All are lying, inflammatory tabloids chock full of disinformation; the Post, Rupert Murdoch's creature, being the most "mainstream". The Post calls me every time I file a law suit for a pro-Palestinian student or professor, but I never answer, because I have seen their egregious lies, exaggerations and attack rhetoric. The Post glories in saving the world from previously unknown 22-year old hijabi women students,. who are besieged with death and rape threats and hate speech immediately after the article appears. The Free Beacon is simply an attack rag, a doxing site. I had never heard of The Times of India, until it published a forged memo from DHS a few months ago, but everyone from India knows it is a tabloid.

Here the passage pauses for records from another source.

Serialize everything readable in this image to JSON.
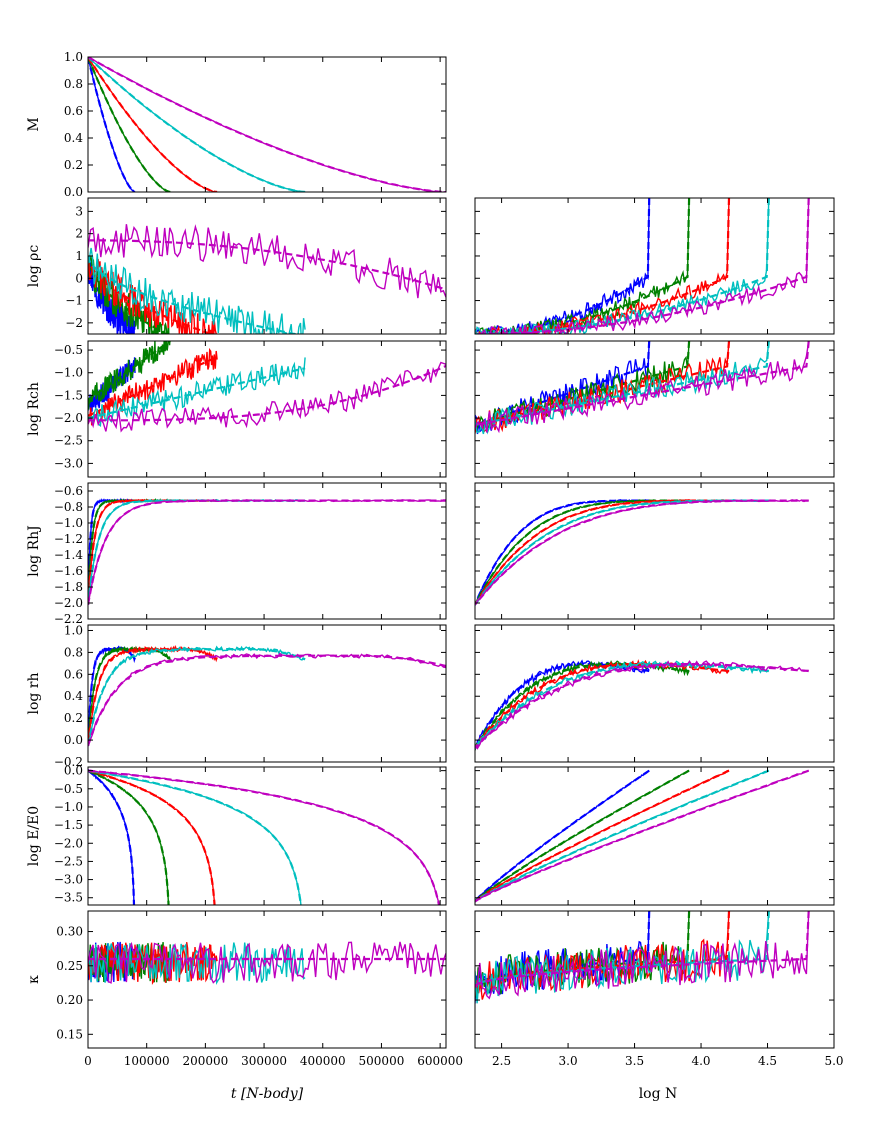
{
  "chart_data": {
    "type": "line",
    "colors": {
      "blue": "#0000ff",
      "green": "#008000",
      "red": "#ff0000",
      "cyan": "#00bfbf",
      "magenta": "#bf00bf"
    },
    "series_order": [
      "blue",
      "green",
      "red",
      "cyan",
      "magenta"
    ],
    "end_t": {
      "blue": 80000,
      "green": 140000,
      "red": 220000,
      "cyan": 370000,
      "magenta": 610000
    },
    "logN0": {
      "blue": 3.61,
      "green": 3.91,
      "red": 4.21,
      "cyan": 4.51,
      "magenta": 4.81
    },
    "xlabel_left": "t [N-body]",
    "xlabel_right": "log N",
    "xlim_left": [
      0,
      610000
    ],
    "xlim_right": [
      2.3,
      5.0
    ],
    "xticks_left": [
      "0",
      "100000",
      "200000",
      "300000",
      "400000",
      "500000",
      "600000"
    ],
    "xticks_right": [
      "2.5",
      "3.0",
      "3.5",
      "4.0",
      "4.5",
      "5.0"
    ],
    "rows": [
      {
        "ylabel": "M",
        "ylim": [
          0.0,
          1.0
        ],
        "yticks": [
          "0.0",
          "0.2",
          "0.4",
          "0.6",
          "0.8",
          "1.0"
        ],
        "has_right": false
      },
      {
        "ylabel": "log ρc",
        "ylim": [
          -2.5,
          3.6
        ],
        "yticks": [
          "−2",
          "−1",
          "0",
          "1",
          "2",
          "3"
        ],
        "has_right": true
      },
      {
        "ylabel": "log Rch",
        "ylim": [
          -3.3,
          -0.3
        ],
        "yticks": [
          "−3.0",
          "−2.5",
          "−2.0",
          "−1.5",
          "−1.0",
          "−0.5"
        ],
        "has_right": true
      },
      {
        "ylabel": "log RhJ",
        "ylim": [
          -2.2,
          -0.5
        ],
        "yticks": [
          "−2.2",
          "−2.0",
          "−1.8",
          "−1.6",
          "−1.4",
          "−1.2",
          "−1.0",
          "−0.8",
          "−0.6"
        ],
        "has_right": true
      },
      {
        "ylabel": "log rh",
        "ylim": [
          -0.2,
          1.05
        ],
        "yticks": [
          "−0.2",
          "0.0",
          "0.2",
          "0.4",
          "0.6",
          "0.8",
          "1.0"
        ],
        "has_right": true
      },
      {
        "ylabel": "log E/E0",
        "ylim": [
          -3.7,
          0.1
        ],
        "yticks": [
          "−3.5",
          "−3.0",
          "−2.5",
          "−2.0",
          "−1.5",
          "−1.0",
          "−0.5",
          "0.0"
        ],
        "has_right": true
      },
      {
        "ylabel": "κ",
        "ylim": [
          0.13,
          0.33
        ],
        "yticks": [
          "0.15",
          "0.20",
          "0.25",
          "0.30"
        ],
        "has_right": true
      }
    ]
  }
}
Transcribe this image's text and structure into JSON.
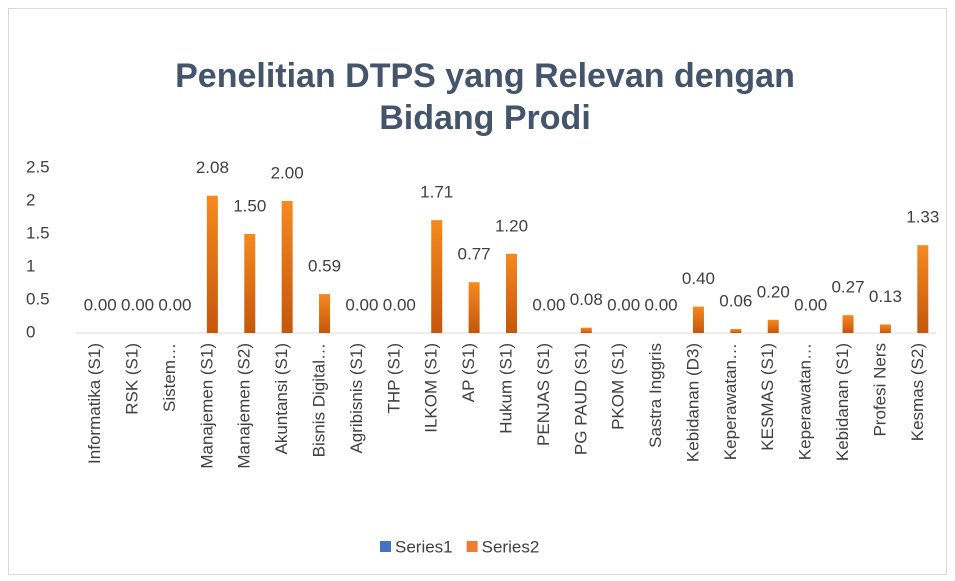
{
  "chart_data": {
    "type": "bar",
    "title": "Penelitian DTPS yang Relevan dengan Bidang Prodi",
    "categories": [
      "Informatika (S1)",
      "RSK (S1)",
      "Sistem…",
      "Manajemen (S1)",
      "Manajemen (S2)",
      "Akuntansi  (S1)",
      "Bisnis Digital…",
      "Agribisnis  (S1)",
      "THP (S1)",
      "ILKOM (S1)",
      "AP (S1)",
      "Hukum (S1)",
      "PENJAS (S1)",
      "PG PAUD (S1)",
      "PKOM (S1)",
      "Sastra Inggris",
      "Kebidanan  (D3)",
      "Keperawatan…",
      "KESMAS (S1)",
      "Keperawatan…",
      "Kebidanan (S1)",
      "Profesi Ners",
      "Kesmas (S2)"
    ],
    "series": [
      {
        "name": "Series1",
        "color": "#4472c4",
        "values": [
          null,
          null,
          null,
          null,
          null,
          null,
          null,
          null,
          null,
          null,
          null,
          null,
          null,
          null,
          null,
          null,
          null,
          null,
          null,
          null,
          null,
          null,
          null
        ]
      },
      {
        "name": "Series2",
        "color": "#ed7d31",
        "values": [
          0,
          0,
          0,
          2.08,
          1.5,
          2.0,
          0.59,
          0,
          0,
          1.71,
          0.77,
          1.2,
          0,
          0.08,
          0,
          0,
          0.4,
          0.06,
          0.2,
          0,
          0.27,
          0.13,
          1.33
        ],
        "value_labels": [
          "0.00",
          "0.00",
          "0.00",
          "2.08",
          "1.50",
          "2.00",
          "0.59",
          "0.00",
          "0.00",
          "1.71",
          "0.77",
          "1.20",
          "0.00",
          "0.08",
          "0.00",
          "0.00",
          "0.40",
          "0.06",
          "0.20",
          "0.00",
          "0.27",
          "0.13",
          "1.33"
        ]
      }
    ],
    "ylim": [
      0,
      2.5
    ],
    "yticks": [
      0,
      0.5,
      1,
      1.5,
      2,
      2.5
    ],
    "grid": false,
    "legend": "bottom"
  }
}
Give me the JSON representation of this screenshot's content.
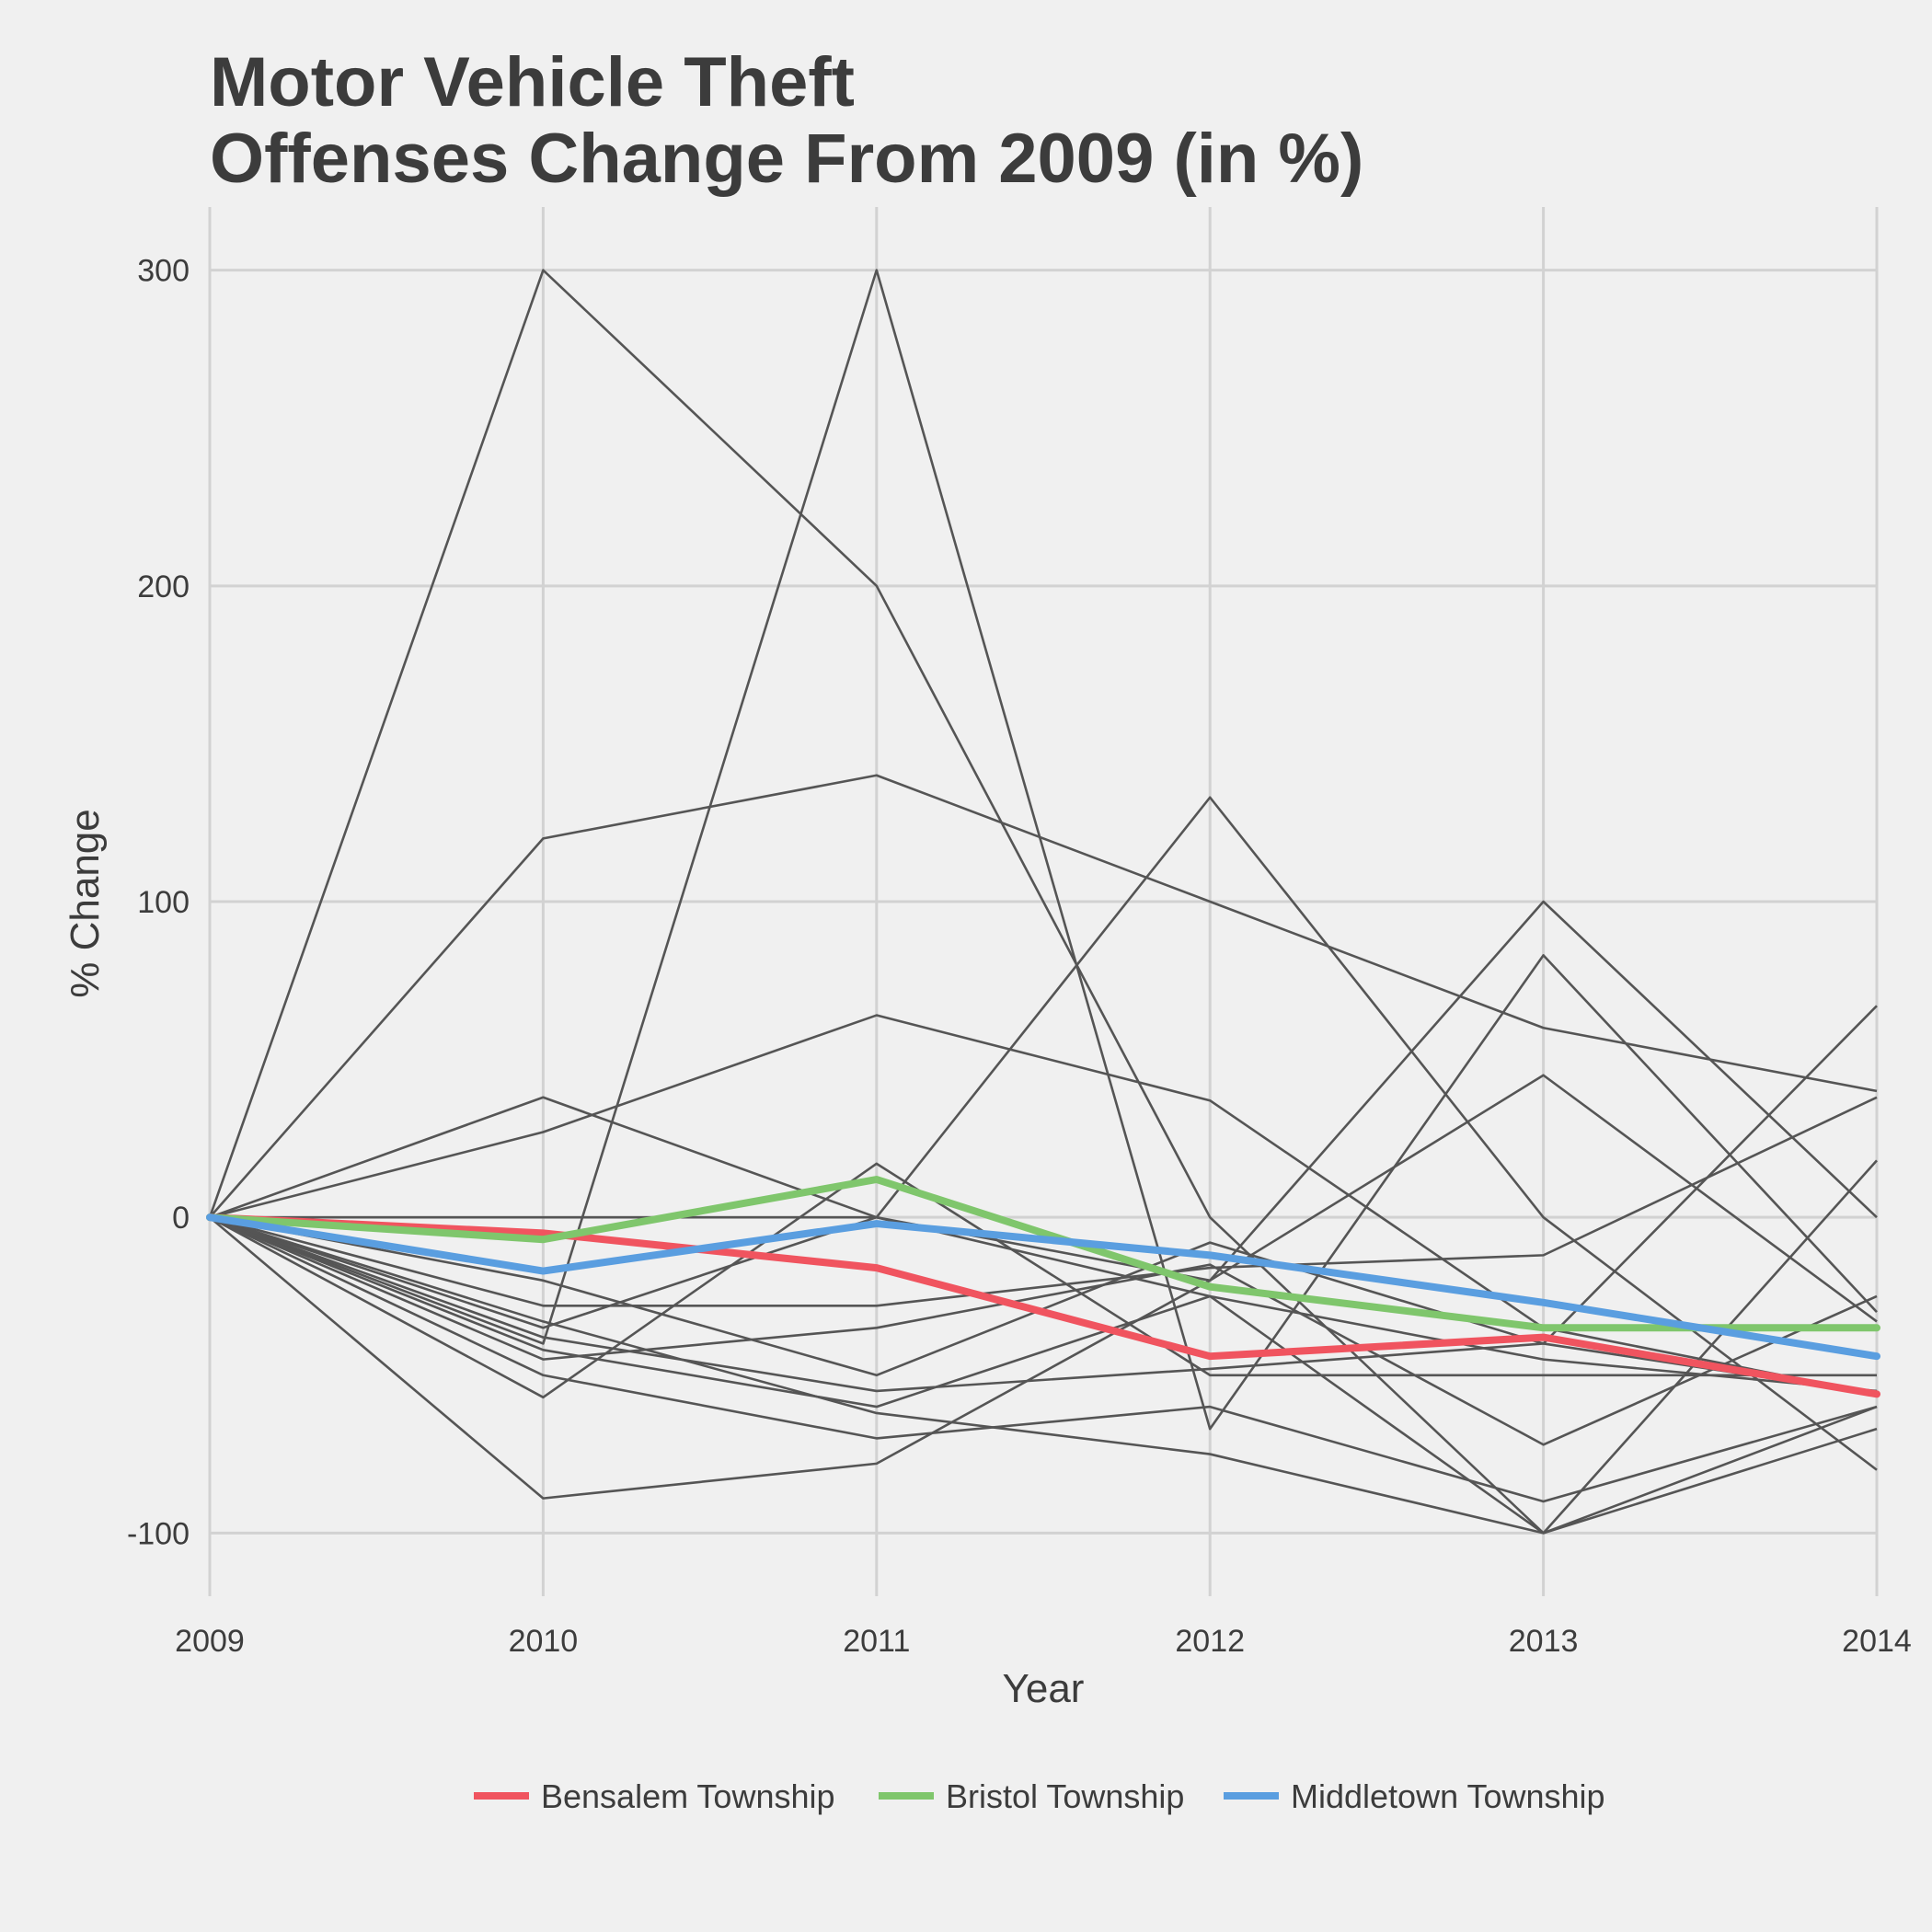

The invocation of tabloid coverage in a letter from the Secretary of State to an immigration judge is today normal, but still extraordinary. I apparently take far more trouble checking facts for the tiny, obscure Ethical Spectacle than Marco Rubio does for official pronouncements. The government, which has the FBI and the DHS investigative branch at its disposal, could presumably have mined their files for some more serious-sounding information; or a junior attorney or intern could have done what I do: tried to proceed by amassing statements Khalil actually made directly to media or on video, and to interpret those. If they didn't find anything to spin, they could have fallen back to the "we just don't like him" approach, which Rubio had used in his prior correspondence to the court. Citing the Free Beacon in particular in a legal filing is a historic low, an act of inanity by government, consistent with Donald Trump's own methodology, of just saying shit. The existential threat is not so much that Rubio cited the Beacon, but that the judge accepted the filing as evidence, ruling against Khalil. Things fall apart when judges take tabloid "evidence" seriously, when blatantly hateful hearsay and lies are a basis for judicial action.

Donald Trump is an inane authoritarian, and the people he has picked this time around are either all in or compliant. The X accounts of Congressional committees and government agencies are replete with savage attacks on individuals, universities and groups, and also constant crude declarations of victory. The House Committee on Education and the Workforce (the wannabe HUAC) posted BREAKING —> @columbia FOLDS. Leo Terrell, the former Fox News contributor, now a senior DOJ attorney in charge of Trump's antisemitism project, reposts hateful, false material from doxing sites, including the target's name, photograph and employer, to his two million followers on his private social media account, with his own comment "Let's make the hater famous!" I could give hundreds more examples, from Trump himself, Kristi Noem at DHS, and government agencies at every level. The government itself is now a doxing site.

My purpose today is not to highlight the malice, the damage to government itself, to the private individuals targeted, to the freedom of speech, but how silly and inept this all is. Through-out American history, you can find instances of governments saying shit, dicking around, treated by historians as a sort of glitch, Andrew Jackson or Andrew Johnson in a particularly bad moment, where elsewhere the business of government grinds on. But Elon Musk's DOGE project, and the firing or demotion of all competent people in agencies like CIA, FBI, NSC, NOAA, EPA, and the beat goes on, shouts out that there is absolutely no concept of the business of government being anything else than inane crowing.

Full disclosure, this strangely, perhaps counter-intuitively, makes me a little bit optimistic, that a government based solely around insults and boasting, cannot "long endure".